Mas acho que era necessário cometermos os mesmos erros porque se não os cometêssemos naquela altura, se calhar íamos cometer agora e ia-nos custar muito mais caro. Portanto, acho que foi uma fase de aprendizagem muito boa. Já sabemos exatamente o que temos de fazer: aquilo que fizemos em Portugal é a receita indicada para a expansão para outros países. Um country manager no local, uma equipa contratada por essa pessoa, uma relação local com toda a comunidade da área da gastronomia, média, etc., e assim conseguimos crescer e ganhar estrutura. Agora, fazer uma aquisição porque achamos que têm tráfego não é boa ideia. Isso não é um shortcut que funcione – pelo menos para nós não funcionou. É um negócio muito relacional e cultural para basearmos todas as nossas decisões em tráfego. Não é isso que é o mais importante.

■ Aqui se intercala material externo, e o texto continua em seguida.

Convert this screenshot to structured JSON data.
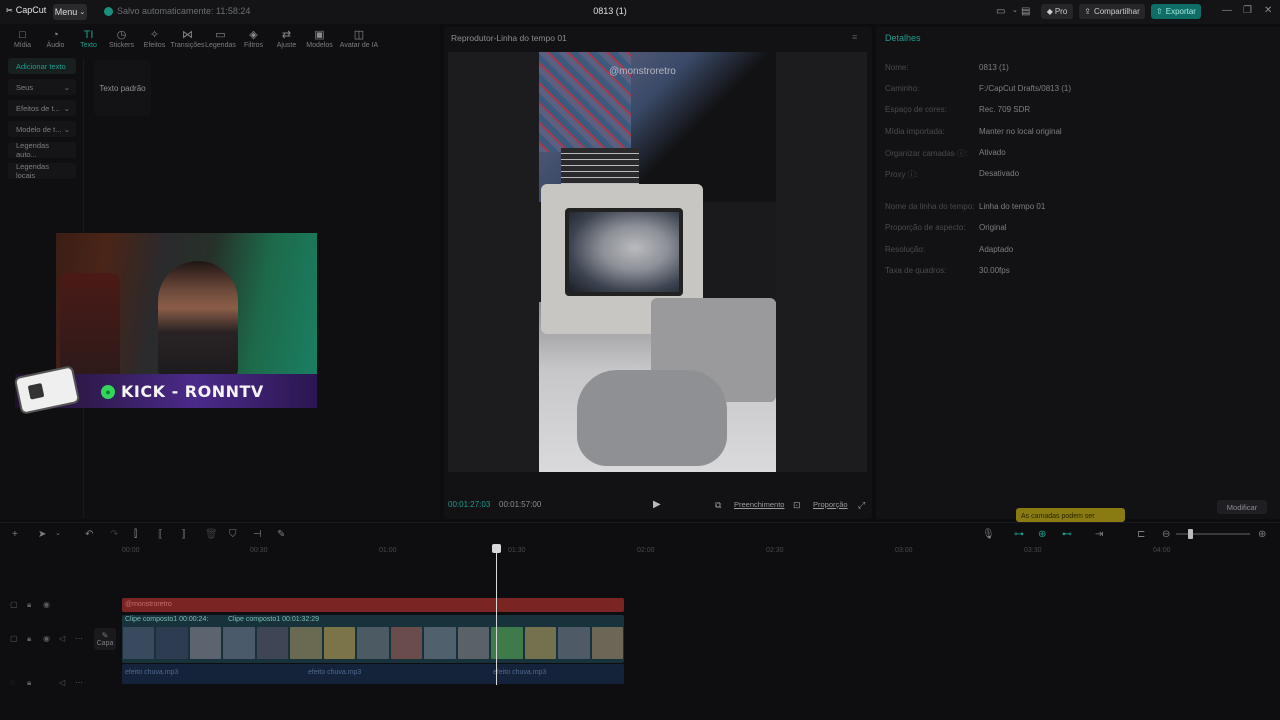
{
  "app": {
    "logo_text": "CapCut",
    "menu_label": "Menu",
    "autosave_text": "Salvo automaticamente: 11:58:24",
    "project_title": "0813 (1)"
  },
  "titlebar": {
    "pro_label": "Pro",
    "share_label": "Compartilhar",
    "export_label": "Exportar",
    "accent_color": "#0f6d67"
  },
  "tools": [
    {
      "label": "Mídia",
      "icon": "□"
    },
    {
      "label": "Áudio",
      "icon": "◔"
    },
    {
      "label": "Texto",
      "icon": "TI"
    },
    {
      "label": "Stickers",
      "icon": "◷"
    },
    {
      "label": "Efeitos",
      "icon": "✧"
    },
    {
      "label": "Transições",
      "icon": "⋈"
    },
    {
      "label": "Legendas",
      "icon": "▭"
    },
    {
      "label": "Filtros",
      "icon": "◈"
    },
    {
      "label": "Ajuste",
      "icon": "⇄"
    },
    {
      "label": "Modelos",
      "icon": "▣"
    },
    {
      "label": "Avatar de IA",
      "icon": "◫"
    }
  ],
  "text_sidebar": [
    {
      "label": "Adicionar texto",
      "chevron": ""
    },
    {
      "label": "Seus",
      "chevron": "⌄"
    },
    {
      "label": "Efeitos de t...",
      "chevron": "⌄"
    },
    {
      "label": "Modelo de t...",
      "chevron": "⌄"
    },
    {
      "label": "Legendas auto...",
      "chevron": ""
    },
    {
      "label": "Legendas locais",
      "chevron": ""
    }
  ],
  "preset_card": "Texto padrão",
  "overlay": {
    "banner_text": "KICK - RONNTV"
  },
  "player": {
    "title": "Reprodutor-Linha do tempo 01",
    "watermark": "@monstroretro",
    "current_time": "00:01:27:03",
    "total_time": "00:01:57:00",
    "fill_label": "Preenchimento",
    "ratio_label": "Proporção"
  },
  "details": {
    "title": "Detalhes",
    "rows": [
      {
        "key": "Nome:",
        "value": "0813 (1)"
      },
      {
        "key": "Caminho:",
        "value": "F:/CapCut Drafts/0813 (1)"
      },
      {
        "key": "Espaço de cores:",
        "value": "Rec. 709 SDR"
      },
      {
        "key": "Mídia importada:",
        "value": "Manter no local original"
      },
      {
        "key": "Organizar camadas ⓘ:",
        "value": "Ativado"
      },
      {
        "key": "Proxy ⓘ:",
        "value": "Desativado"
      },
      {
        "key": "Nome da linha do tempo:",
        "value": "Linha do tempo 01"
      },
      {
        "key": "Proporção de aspecto:",
        "value": "Original"
      },
      {
        "key": "Resolução:",
        "value": "Adaptado"
      },
      {
        "key": "Taxa de quadros:",
        "value": "30.00fps"
      }
    ],
    "modify_label": "Modificar",
    "tooltip": "As camadas podem ser"
  },
  "timeline": {
    "ticks": [
      "00:00",
      "00:30",
      "01:00",
      "01:30",
      "02:00",
      "02:30",
      "03:00",
      "03:30",
      "04:00"
    ],
    "text_clip": "@monstroretro",
    "clips": [
      "Clipe composto1  00:00:24:",
      "Clipe composto1  00:01:32:29"
    ],
    "cover_label": "Capa",
    "audio_clips": [
      "efeito chuva.mp3",
      "efeito chuva.mp3",
      "efeito chuva.mp3"
    ]
  }
}
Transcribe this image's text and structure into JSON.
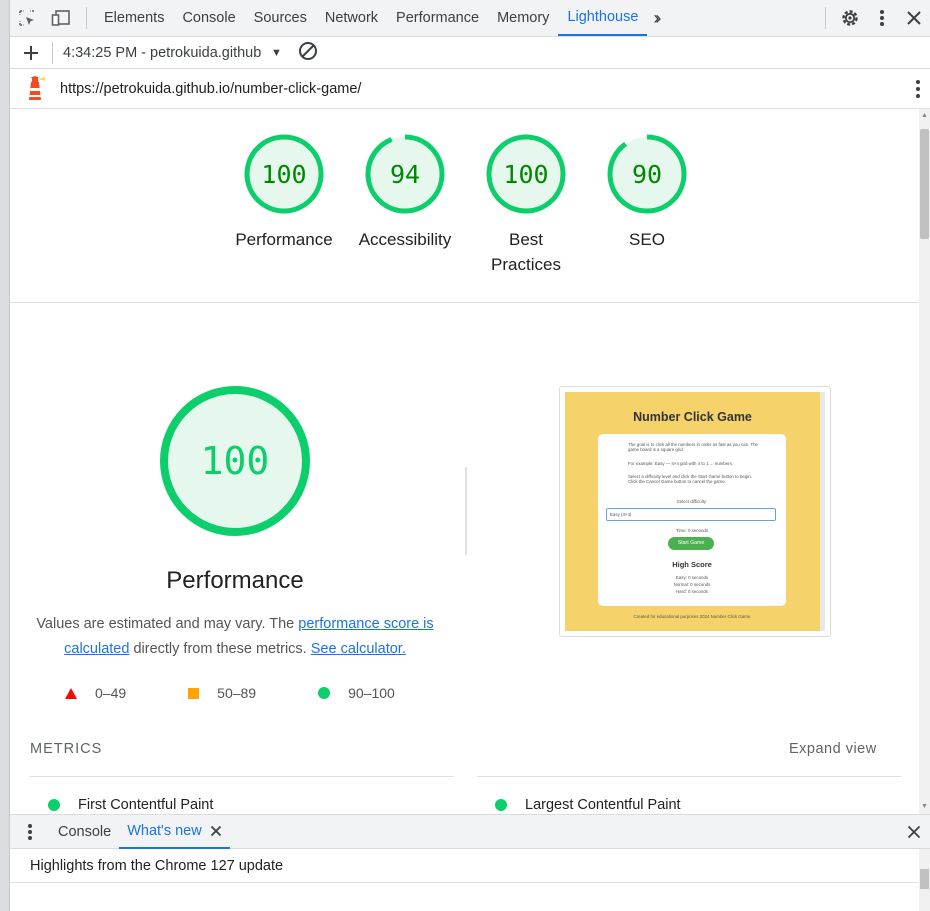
{
  "devtools": {
    "tabs": [
      {
        "label": "Elements"
      },
      {
        "label": "Console"
      },
      {
        "label": "Sources"
      },
      {
        "label": "Network"
      },
      {
        "label": "Performance"
      },
      {
        "label": "Memory"
      },
      {
        "label": "Lighthouse",
        "active": true
      }
    ],
    "more_tabs_icon": "chevron-double-right-icon",
    "inspect_icon": "inspect-element-icon",
    "device_icon": "device-toolbar-icon",
    "settings_icon": "gear-icon",
    "menu_icon": "kebab-menu-icon",
    "close_icon": "close-icon"
  },
  "lighthouse_toolbar": {
    "add_icon": "plus-icon",
    "report_selector": "4:34:25 PM - petrokuida.github",
    "clear_icon": "block-icon"
  },
  "url_bar": {
    "logo_icon": "lighthouse-icon",
    "url": "https://petrokuida.github.io/number-click-game/",
    "menu_icon": "kebab-menu-icon"
  },
  "scores": [
    {
      "label": "Performance",
      "score": 100
    },
    {
      "label": "Accessibility",
      "score": 94
    },
    {
      "label": "Best Practices",
      "score": 100
    },
    {
      "label": "SEO",
      "score": 90
    }
  ],
  "performance_section": {
    "score": 100,
    "title": "Performance",
    "desc_prefix": "Values are estimated and may vary. The ",
    "link_score": "performance score is calculated",
    "desc_middle": " directly from these metrics. ",
    "link_calc": "See calculator.",
    "legend": [
      {
        "shape": "triangle",
        "color": "#eb0f00",
        "range": "0–49"
      },
      {
        "shape": "square",
        "color": "#ffa400",
        "range": "50–89"
      },
      {
        "shape": "circle",
        "color": "#0cce6b",
        "range": "90–100"
      }
    ]
  },
  "screenshot": {
    "title": "Number Click Game",
    "p1": "The goal is to click all the numbers in order as fast as you can. The game board is a square grid.",
    "p2": "For example: Easy — 4×4 grid with 4 to 1 ... numbers.",
    "p3": "Select a difficulty level and click the Start Game button to begin. Click the Cancel Game button to cancel the game.",
    "select_label": "Select difficulty:",
    "select_value": "Easy (4×4)",
    "time_label": "Time: 0 seconds",
    "button": "Start Game",
    "high_score_title": "High Score",
    "high_scores": [
      "Easy: 0 seconds",
      "Normal: 0 seconds",
      "Hard: 0 seconds"
    ],
    "footer": "Created for educational purposes 2024 Number Click Game."
  },
  "metrics": {
    "header": "METRICS",
    "expand": "Expand view",
    "items": [
      "First Contentful Paint",
      "Largest Contentful Paint"
    ]
  },
  "drawer": {
    "menu_icon": "kebab-menu-icon",
    "tabs": [
      {
        "label": "Console"
      },
      {
        "label": "What's new",
        "active": true
      }
    ],
    "highlight": "Highlights from the Chrome 127 update"
  },
  "colors": {
    "pass_ring": "#0cce6b",
    "pass_fill": "#e6f8ee",
    "pass_text": "#008800",
    "accent": "#1a73e8"
  }
}
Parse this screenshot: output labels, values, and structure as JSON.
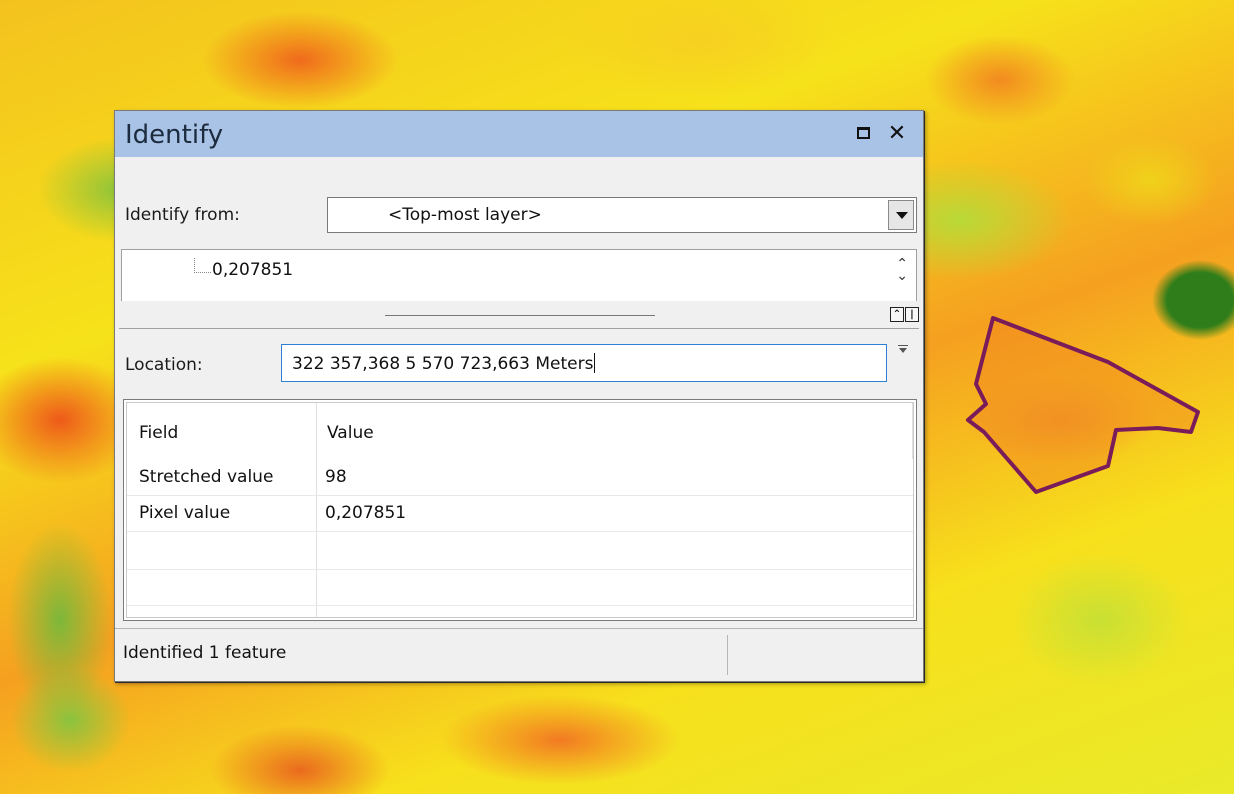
{
  "dialog": {
    "title": "Identify",
    "identify_from_label": "Identify from:",
    "identify_from_value": "<Top-most layer>",
    "tree_value": "0,207851",
    "location_label": "Location:",
    "location_value": "322 357,368  5 570 723,663 Meters",
    "table": {
      "columns": [
        "Field",
        "Value"
      ],
      "rows": [
        {
          "field": "Stretched value",
          "value": "98"
        },
        {
          "field": "Pixel value",
          "value": "0,207851"
        }
      ]
    },
    "status": "Identified 1 feature"
  },
  "colors": {
    "titlebar": "#a9c3e6",
    "polygon_outline": "#7a1c5a",
    "raster_low": "#2e7d1a",
    "raster_high": "#ee5a1a"
  },
  "icons": [
    "maximize-icon",
    "close-icon",
    "dropdown-arrow-icon",
    "scroll-icon",
    "collapse-icon",
    "split-icon"
  ]
}
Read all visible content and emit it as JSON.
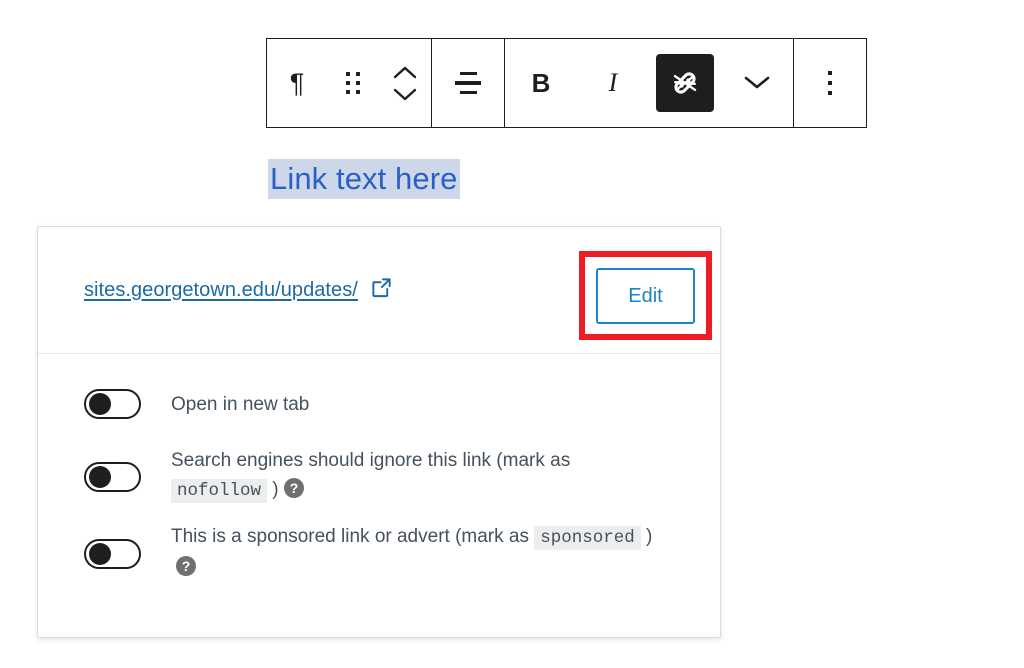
{
  "toolbar": {
    "groups": [
      {
        "name": "block-controls",
        "buttons": [
          {
            "label": "Paragraph",
            "icon": "paragraph-icon",
            "glyph": "¶",
            "active": false
          },
          {
            "label": "Drag",
            "icon": "drag-handle-icon",
            "active": false
          },
          {
            "label": "Move up or down",
            "icon": "move-up-down-icon",
            "active": false
          }
        ]
      },
      {
        "name": "alignment",
        "buttons": [
          {
            "label": "Align text",
            "icon": "align-center-icon",
            "active": false
          }
        ]
      },
      {
        "name": "formatting",
        "buttons": [
          {
            "label": "Bold",
            "icon": "bold-icon",
            "glyph": "B",
            "active": false
          },
          {
            "label": "Italic",
            "icon": "italic-icon",
            "glyph": "I",
            "active": false
          },
          {
            "label": "Link",
            "icon": "link-icon",
            "active": true
          },
          {
            "label": "More rich text controls",
            "icon": "chevron-down-icon",
            "active": false
          }
        ]
      },
      {
        "name": "options",
        "buttons": [
          {
            "label": "Options",
            "icon": "more-vertical-icon",
            "active": false
          }
        ]
      }
    ]
  },
  "editor": {
    "selected_text": "Link text here",
    "selection_color": "#cdd7ea",
    "link_color": "#2c5fc3"
  },
  "link_popover": {
    "url": "sites.georgetown.edu/updates/",
    "url_color": "#1a6aa8",
    "external_link_icon": "external-link-icon",
    "edit_label": "Edit",
    "edit_button_color": "#1a84c7",
    "highlight_color": "#ee1c25",
    "options": [
      {
        "id": "open-in-new-tab",
        "enabled": false,
        "text_before": "Open in new tab",
        "code": "",
        "text_after": "",
        "has_help": false
      },
      {
        "id": "nofollow",
        "enabled": false,
        "text_before": "Search engines should ignore this link (mark as ",
        "code": "nofollow",
        "text_after": " )",
        "has_help": true,
        "help_icon": "help-icon"
      },
      {
        "id": "sponsored",
        "enabled": false,
        "text_before": "This is a sponsored link or advert (mark as ",
        "code": "sponsored",
        "text_after": " )",
        "has_help": true,
        "help_icon": "help-icon"
      }
    ]
  }
}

Em relação ao modelo de negócio da Zomato. Como é que implementam com eficácia o mesmo modelo para os vários países?
Temos fases. Quando fazemos uma implementação num país temos aquilo a que chamamos de “fase 1”, que é toda a parte de construção da marca, da imagem e do tráfego. Estabelecemos a empresa no país, fazemos crescer tudo o que sejam as comunidades, redes sociais, bloggers e a relação com os média e restaurantes. Ou seja, implementamos o nosso negócio e visibilidade nesta primeira fase.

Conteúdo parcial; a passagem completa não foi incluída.